Here again, the goal is to improve the quality of early PDKs. And again, the value is in simulating wafers that you don’t have to build. They said that they “built” 1.3 million wafers in a few weeks for Imec as part of their 7-nm development exploration. You can’t build one wafer in a few weeks, so doing millions is an enormous time saver, allowing you to experiment with process variation and its effects on yield and performance.

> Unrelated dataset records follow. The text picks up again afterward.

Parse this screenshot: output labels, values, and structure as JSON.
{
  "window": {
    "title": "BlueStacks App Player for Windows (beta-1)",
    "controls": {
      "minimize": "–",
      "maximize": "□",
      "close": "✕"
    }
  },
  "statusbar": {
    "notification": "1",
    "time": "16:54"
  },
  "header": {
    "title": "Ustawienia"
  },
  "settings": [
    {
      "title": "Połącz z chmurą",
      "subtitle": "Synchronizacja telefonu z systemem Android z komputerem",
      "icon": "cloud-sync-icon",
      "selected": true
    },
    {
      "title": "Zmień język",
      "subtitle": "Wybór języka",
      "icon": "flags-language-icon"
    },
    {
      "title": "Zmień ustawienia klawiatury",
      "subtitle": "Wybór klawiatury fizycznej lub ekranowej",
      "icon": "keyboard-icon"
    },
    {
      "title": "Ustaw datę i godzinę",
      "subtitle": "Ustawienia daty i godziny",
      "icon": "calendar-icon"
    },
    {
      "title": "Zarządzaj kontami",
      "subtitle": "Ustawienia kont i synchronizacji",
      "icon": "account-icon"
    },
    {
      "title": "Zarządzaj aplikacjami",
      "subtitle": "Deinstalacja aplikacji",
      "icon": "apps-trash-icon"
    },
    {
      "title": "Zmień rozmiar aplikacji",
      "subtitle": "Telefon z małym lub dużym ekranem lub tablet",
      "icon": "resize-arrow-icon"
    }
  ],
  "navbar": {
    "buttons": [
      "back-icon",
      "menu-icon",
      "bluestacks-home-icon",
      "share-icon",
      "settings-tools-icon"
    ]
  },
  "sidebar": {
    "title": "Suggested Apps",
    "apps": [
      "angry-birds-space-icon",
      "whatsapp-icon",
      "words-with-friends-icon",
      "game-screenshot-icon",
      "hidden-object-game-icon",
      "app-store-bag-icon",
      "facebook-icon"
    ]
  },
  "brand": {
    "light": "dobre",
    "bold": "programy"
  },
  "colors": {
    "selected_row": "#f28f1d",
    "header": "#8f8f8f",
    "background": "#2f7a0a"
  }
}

There is still some contrast with traditional TCAD, even given what Synopsys has recently announced. TCAD focuses on a single device, while Coventor has worked with larger circuits and cells. TCAD looks for fundamental device characteristics; Coventor looks at manufacturability. That hasn’t really changed, but the lines are now definitely much blurrier than they used to be.

I asked each company for comment about the fact that there appeared to be some mutual encroachment here, and there’s definitely mutual awareness.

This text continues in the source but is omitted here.